Frasinetti's last years were filled with pastoral and intellectual activities. Two more important writings came to light: "The Manual of the New Parish Priest", in which he shared his thirty years of pastoral experience, and "The Compendium of the Moral Theology of St. Alphonsus Maria de' Liguori", a summary of the morals of the famous Saint from Naples. The Compendium, which was adopted as manual of moral theology in many seminaries, was translated in several languages, and it is considered Fr. Joseph's most notable work. In the fall of 1865, Fr. Joseph launched the idea of a "House of Common Life" for poor boys with a vocation to the priesthood.

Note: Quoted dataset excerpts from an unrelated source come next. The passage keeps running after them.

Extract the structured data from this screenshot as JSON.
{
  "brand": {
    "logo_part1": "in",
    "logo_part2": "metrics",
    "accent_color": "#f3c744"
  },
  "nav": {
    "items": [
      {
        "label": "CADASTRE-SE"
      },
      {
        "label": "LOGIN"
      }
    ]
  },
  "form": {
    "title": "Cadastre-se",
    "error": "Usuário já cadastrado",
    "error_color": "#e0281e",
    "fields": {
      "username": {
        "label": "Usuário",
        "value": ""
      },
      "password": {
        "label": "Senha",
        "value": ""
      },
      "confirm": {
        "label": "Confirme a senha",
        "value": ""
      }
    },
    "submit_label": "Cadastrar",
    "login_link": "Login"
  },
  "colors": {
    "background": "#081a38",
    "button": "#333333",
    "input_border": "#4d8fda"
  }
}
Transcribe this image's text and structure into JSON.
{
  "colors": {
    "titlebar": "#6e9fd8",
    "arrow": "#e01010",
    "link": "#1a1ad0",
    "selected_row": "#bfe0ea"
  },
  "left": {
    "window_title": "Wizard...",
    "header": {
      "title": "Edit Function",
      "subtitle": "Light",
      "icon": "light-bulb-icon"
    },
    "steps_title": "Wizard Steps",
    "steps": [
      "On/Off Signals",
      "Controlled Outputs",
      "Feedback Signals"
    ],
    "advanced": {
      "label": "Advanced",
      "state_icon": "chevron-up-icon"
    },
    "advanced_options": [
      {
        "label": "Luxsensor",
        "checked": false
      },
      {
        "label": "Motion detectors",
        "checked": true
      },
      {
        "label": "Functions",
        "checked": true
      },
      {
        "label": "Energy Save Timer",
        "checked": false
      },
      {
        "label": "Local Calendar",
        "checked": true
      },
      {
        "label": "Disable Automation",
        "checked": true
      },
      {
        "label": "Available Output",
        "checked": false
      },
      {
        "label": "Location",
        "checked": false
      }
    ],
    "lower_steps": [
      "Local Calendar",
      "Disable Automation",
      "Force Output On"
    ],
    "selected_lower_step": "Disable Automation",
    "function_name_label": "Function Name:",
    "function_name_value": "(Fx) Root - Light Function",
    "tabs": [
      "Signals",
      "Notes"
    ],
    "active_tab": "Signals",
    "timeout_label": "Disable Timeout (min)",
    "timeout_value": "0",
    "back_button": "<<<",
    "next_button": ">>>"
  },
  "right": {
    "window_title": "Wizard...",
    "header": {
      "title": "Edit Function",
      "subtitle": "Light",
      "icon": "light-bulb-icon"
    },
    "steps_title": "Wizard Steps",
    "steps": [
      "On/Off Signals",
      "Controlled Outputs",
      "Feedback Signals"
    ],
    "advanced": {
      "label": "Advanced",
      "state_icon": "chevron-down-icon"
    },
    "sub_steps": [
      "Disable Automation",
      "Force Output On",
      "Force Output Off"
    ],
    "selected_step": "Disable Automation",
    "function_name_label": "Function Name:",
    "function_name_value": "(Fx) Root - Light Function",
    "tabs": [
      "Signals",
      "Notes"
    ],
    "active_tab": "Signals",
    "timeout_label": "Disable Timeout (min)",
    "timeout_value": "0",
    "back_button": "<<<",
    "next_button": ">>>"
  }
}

In late December 1867, fell ill with pneumonia, which caused his death, on January 2, 1868.

The community of the Sons of Holy Mary Immaculate of Common Life continued under Antonio Piccardo. After working hard for the promotion of diocesan and missionary vocations, the institute was transformed by him and his companions into the Congregation of the Sons of Holy Mary Immaculate. It was highly appreciated and encouraged by St. Pius X who, on May 21, 1904, granted the "Decretum Laudis", and made it a pontifical congregation. Ever since, the Congregation of the Sons of Holy Mary Immaculate is committed to promoting in the Church the legacy of Frasinetti. It is currently present in Italy, Argentina, Chile, the Philippines, Mexico and Poland.

Since 1965, there has existed in Sardinia an Institute of consecrated women, born from the inspiration of Joseph Battistella, called "Missionary Daughters of Holy Mary Immaculate" (Missionarie Figlie di Santa Maria Immacolata). It is a public association of diocesan right and a secular institute in formation which follows the spirituality of Frasinetti. It intends to promote, especially among the young people, the calling to virginity and to vocations of special consecration.

On May 14, 1991, the Church has recognized the virtues of Joseph Frasinetti, declaring him Venerable.